The state Legislature is supposedly a full-time body, and lawmakers are paid accordingly. It ought to act like it, particularly now, when so many needs are going unmet by the Trump administration and Congress. It could start by increasing the number of days its chambers are in session and by passing a budget.
It could also, once and for all, eliminate per diems — flat-rate payments covering meals and lodging, for every session day lawmakers travel more than 50 miles from their homes for legislative business. Receipts are not required for per diems.
So many lawmakers campaign on having private-sector experience and then, once they get to Harrisburg, blithely abandon the practices that are common in the business world — like submitting receipts when seeking to be compensated for work-related expenses.
Brad Bumsted, former bureau chief for LNP Media Group’s The Caucus and author of the 2013 book, “Keystone Corruption: A Pennsylvania Insider’s View of a State Gone Wrong,” said some lawmakers still are abusing taxpayer dollars by inflating mileage reimbursements and taking per diems on top of their six-figure salaries.
These practices may not constitute the crime of the century, but they’re still unseemly.

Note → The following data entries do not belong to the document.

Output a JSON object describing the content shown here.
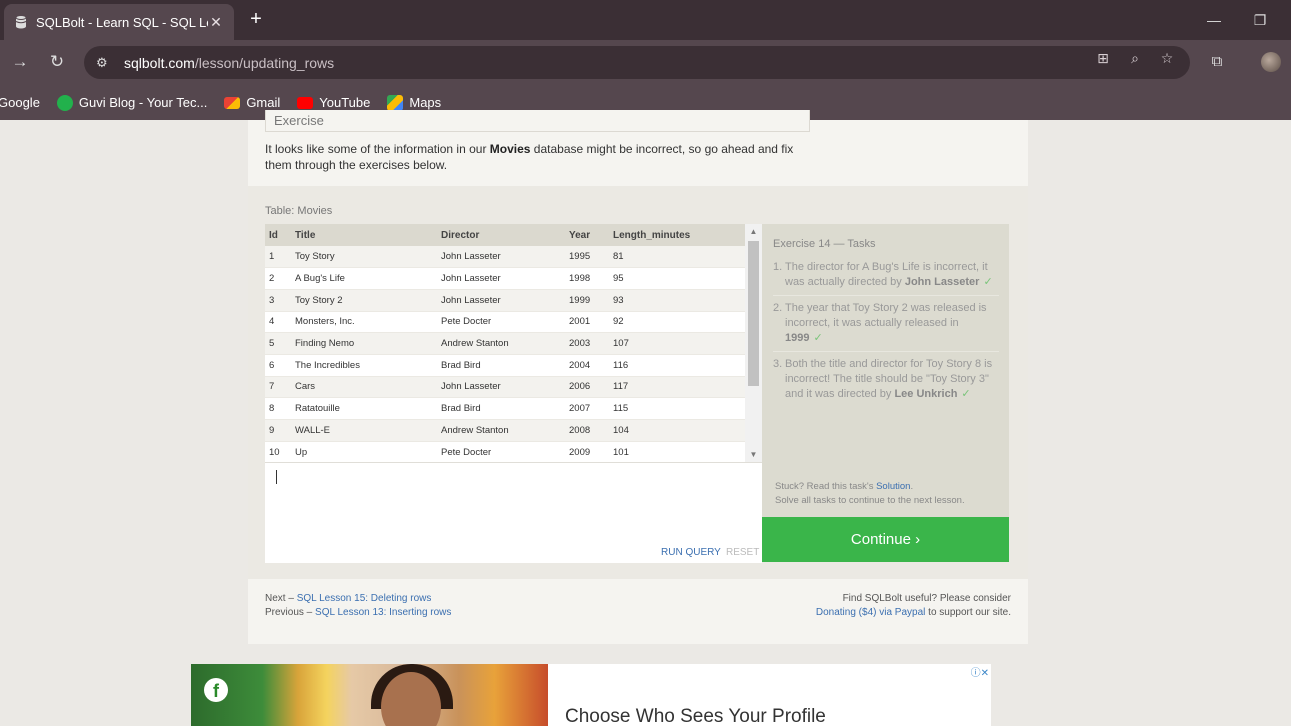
{
  "browser": {
    "tab_title": "SQLBolt - Learn SQL - SQL Less",
    "url_domain": "sqlbolt.com",
    "url_path": "/lesson/updating_rows",
    "bookmarks": [
      {
        "label": "Google",
        "color": "#4285f4"
      },
      {
        "label": "Guvi Blog - Your Tec...",
        "color": "#22b14c"
      },
      {
        "label": "Gmail",
        "color": "#ea4335"
      },
      {
        "label": "YouTube",
        "color": "#ff0000"
      },
      {
        "label": "Maps",
        "color": "#34a853"
      }
    ]
  },
  "exercise": {
    "header": "Exercise",
    "intro_pre": "It looks like some of the information in our ",
    "intro_bold": "Movies",
    "intro_post": " database might be incorrect, so go ahead and fix them through the exercises below.",
    "table_caption": "Table: Movies",
    "columns": [
      "Id",
      "Title",
      "Director",
      "Year",
      "Length_minutes"
    ],
    "rows": [
      [
        "1",
        "Toy Story",
        "John Lasseter",
        "1995",
        "81"
      ],
      [
        "2",
        "A Bug's Life",
        "John Lasseter",
        "1998",
        "95"
      ],
      [
        "3",
        "Toy Story 2",
        "John Lasseter",
        "1999",
        "93"
      ],
      [
        "4",
        "Monsters, Inc.",
        "Pete Docter",
        "2001",
        "92"
      ],
      [
        "5",
        "Finding Nemo",
        "Andrew Stanton",
        "2003",
        "107"
      ],
      [
        "6",
        "The Incredibles",
        "Brad Bird",
        "2004",
        "116"
      ],
      [
        "7",
        "Cars",
        "John Lasseter",
        "2006",
        "117"
      ],
      [
        "8",
        "Ratatouille",
        "Brad Bird",
        "2007",
        "115"
      ],
      [
        "9",
        "WALL-E",
        "Andrew Stanton",
        "2008",
        "104"
      ],
      [
        "10",
        "Up",
        "Pete Docter",
        "2009",
        "101"
      ]
    ],
    "run_label": "RUN QUERY",
    "reset_label": "RESET"
  },
  "tasks": {
    "heading": "Exercise 14 — Tasks",
    "items": [
      {
        "num": "1.",
        "text": "The director for A Bug's Life is incorrect, it was actually directed by ",
        "bold": "John Lasseter"
      },
      {
        "num": "2.",
        "text": "The year that Toy Story 2 was released is incorrect, it was actually released in ",
        "bold": "1999"
      },
      {
        "num": "3.",
        "text": "Both the title and director for Toy Story 8 is incorrect! The title should be \"Toy Story 3\" and it was directed by ",
        "bold": "Lee Unkrich"
      }
    ],
    "check_mark": "✓",
    "stuck_pre": "Stuck? Read this task's ",
    "stuck_link": "Solution",
    "stuck_post": ".",
    "solve_all": "Solve all tasks to continue to the next lesson.",
    "continue_label": "Continue ›"
  },
  "footer": {
    "next_prefix": "Next – ",
    "next_link": "SQL Lesson 15: Deleting rows",
    "prev_prefix": "Previous – ",
    "prev_link": "SQL Lesson 13: Inserting rows",
    "find_text": "Find SQLBolt useful? Please consider",
    "donate_link": "Donating ($4) via Paypal",
    "support_text": " to support our site."
  },
  "ad": {
    "headline": "Choose Who Sees Your Profile"
  }
}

Republican state Rep. Brett Miller, of East Hempfield Township, is the prime sponsor of House Bill 1053, which would prohibit per diem payments and reimburse legislators only for documented expenses.
“There are many people who, for instance, will submit for the per diem who will go out for dinner (on) a lobbyists’ dime — and yet they’ll collect the per diem as if they incurred that expense,” Miller told The Center Square, a news service, in 2023. “Same with hotels.”

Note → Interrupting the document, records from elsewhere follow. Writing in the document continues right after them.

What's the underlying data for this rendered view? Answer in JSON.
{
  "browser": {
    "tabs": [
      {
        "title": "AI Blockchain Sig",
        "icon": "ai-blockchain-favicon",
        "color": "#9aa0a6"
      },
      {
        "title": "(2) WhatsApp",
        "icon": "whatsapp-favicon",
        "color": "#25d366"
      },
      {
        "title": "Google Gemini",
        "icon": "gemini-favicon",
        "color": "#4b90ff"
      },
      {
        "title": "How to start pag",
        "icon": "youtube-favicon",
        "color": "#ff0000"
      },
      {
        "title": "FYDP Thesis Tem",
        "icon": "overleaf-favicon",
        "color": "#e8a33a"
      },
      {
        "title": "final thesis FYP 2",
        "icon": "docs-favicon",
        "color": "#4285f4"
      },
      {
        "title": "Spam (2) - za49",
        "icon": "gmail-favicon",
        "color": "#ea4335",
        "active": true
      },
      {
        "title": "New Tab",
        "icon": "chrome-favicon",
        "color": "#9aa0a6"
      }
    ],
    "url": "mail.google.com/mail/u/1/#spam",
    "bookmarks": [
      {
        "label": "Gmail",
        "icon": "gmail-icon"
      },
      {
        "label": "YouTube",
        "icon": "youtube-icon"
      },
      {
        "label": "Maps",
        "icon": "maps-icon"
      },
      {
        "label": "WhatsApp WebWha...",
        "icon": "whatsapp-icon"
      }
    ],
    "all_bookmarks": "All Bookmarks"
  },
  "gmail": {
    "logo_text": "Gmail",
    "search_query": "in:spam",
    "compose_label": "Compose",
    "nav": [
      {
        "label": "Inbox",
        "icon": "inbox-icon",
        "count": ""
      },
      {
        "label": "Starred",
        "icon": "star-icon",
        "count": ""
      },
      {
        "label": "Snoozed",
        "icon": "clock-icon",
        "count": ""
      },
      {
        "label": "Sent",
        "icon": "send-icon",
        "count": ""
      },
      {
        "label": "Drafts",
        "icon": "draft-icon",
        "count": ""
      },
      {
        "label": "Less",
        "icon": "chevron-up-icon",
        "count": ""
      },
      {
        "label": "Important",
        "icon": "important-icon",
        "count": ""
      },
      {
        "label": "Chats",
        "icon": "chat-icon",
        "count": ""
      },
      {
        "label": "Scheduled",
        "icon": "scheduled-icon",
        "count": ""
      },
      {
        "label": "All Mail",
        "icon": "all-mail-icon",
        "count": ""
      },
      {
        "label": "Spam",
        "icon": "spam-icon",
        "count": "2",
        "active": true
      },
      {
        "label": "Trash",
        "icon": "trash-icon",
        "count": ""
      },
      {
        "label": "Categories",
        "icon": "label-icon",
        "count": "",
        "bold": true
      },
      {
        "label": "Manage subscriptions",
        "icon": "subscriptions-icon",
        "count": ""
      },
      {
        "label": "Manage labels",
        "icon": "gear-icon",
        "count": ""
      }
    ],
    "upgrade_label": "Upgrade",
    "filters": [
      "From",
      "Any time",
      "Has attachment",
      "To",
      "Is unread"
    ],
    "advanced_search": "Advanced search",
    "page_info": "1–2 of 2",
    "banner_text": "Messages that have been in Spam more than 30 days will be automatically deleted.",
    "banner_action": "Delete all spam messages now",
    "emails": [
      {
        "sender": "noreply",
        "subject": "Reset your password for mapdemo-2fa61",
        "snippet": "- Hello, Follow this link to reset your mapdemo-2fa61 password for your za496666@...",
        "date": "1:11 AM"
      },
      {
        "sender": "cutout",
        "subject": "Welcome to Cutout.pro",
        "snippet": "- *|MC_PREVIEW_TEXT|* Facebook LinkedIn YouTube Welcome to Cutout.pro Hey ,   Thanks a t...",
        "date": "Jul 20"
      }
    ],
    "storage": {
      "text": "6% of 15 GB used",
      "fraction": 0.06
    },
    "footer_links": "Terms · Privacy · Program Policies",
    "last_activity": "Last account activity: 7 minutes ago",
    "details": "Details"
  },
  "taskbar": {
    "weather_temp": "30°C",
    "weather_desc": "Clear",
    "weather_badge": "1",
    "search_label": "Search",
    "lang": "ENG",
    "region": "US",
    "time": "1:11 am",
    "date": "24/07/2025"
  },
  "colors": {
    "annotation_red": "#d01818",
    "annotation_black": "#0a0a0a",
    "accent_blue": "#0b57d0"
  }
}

Miller has proposed his bill before. We hope it gets to the floor for a vote.
And while Pennsylvania’s minimum wage remains, despite Democratic efforts, at a woefully inadequate $7.25 per hour — the same as the federal minimum wage — state lawmakers receive automatic cost-of-living pay raises each year that are tied to inflation.
As The Associated Press reported, more than 1,300 state officials, including Shapiro and all 253 lawmakers, got a pay raise of 3.4% in 2025. How many of their constituents were as fortunate?
Legislative efforts to eliminate that automatic pay bump have failed to gain traction.
Harrisburg’s resistance to reform is embodied by Republican state Rep. Russ Diamond of Lebanon County. After the infamous pay raise of 2005, Diamond launched an anti-incumbency organization, Clean Sweep PA. And then he made multiple attempts to get himself elected to public office.
After finally winning a seat in the state House of Representatives in 2014, Diamond apparently lost interest in fighting incumbency. He is now serving his sixth term.
Good-government activist Gene Stilp — who famously flew a giant inflatable pink pig on the Capitol steps at a 2005 protest — regards Diamond as a “sellout.” Diamond, Stilp noted, has accepted the automatic cost-of-living raises and has failed as a legislator to propose government reforms.
“This place works a lot different when you’re actually here, you know you have to actually try to get things done, and throwing rocks at all your colleagues is not the way to do it,” Diamond said, in response.
That feeble excuse is an example of moral compromise, of feeding at the public trough he once criticized. This isn’t the worst of Diamond’s utterances as a lawmaker (there are other, more egregious examples). But what is this getting “things done” he speaks about?
Also, being a state lawmaker is a well-paid gig, so why rock the boat by demanding reform?
As Stilp put it, the state Legislature is “like a giant, well-protected amoeba that changes shape to protect its own survival.”
It only will change shape when we demand it. We ought to demand it.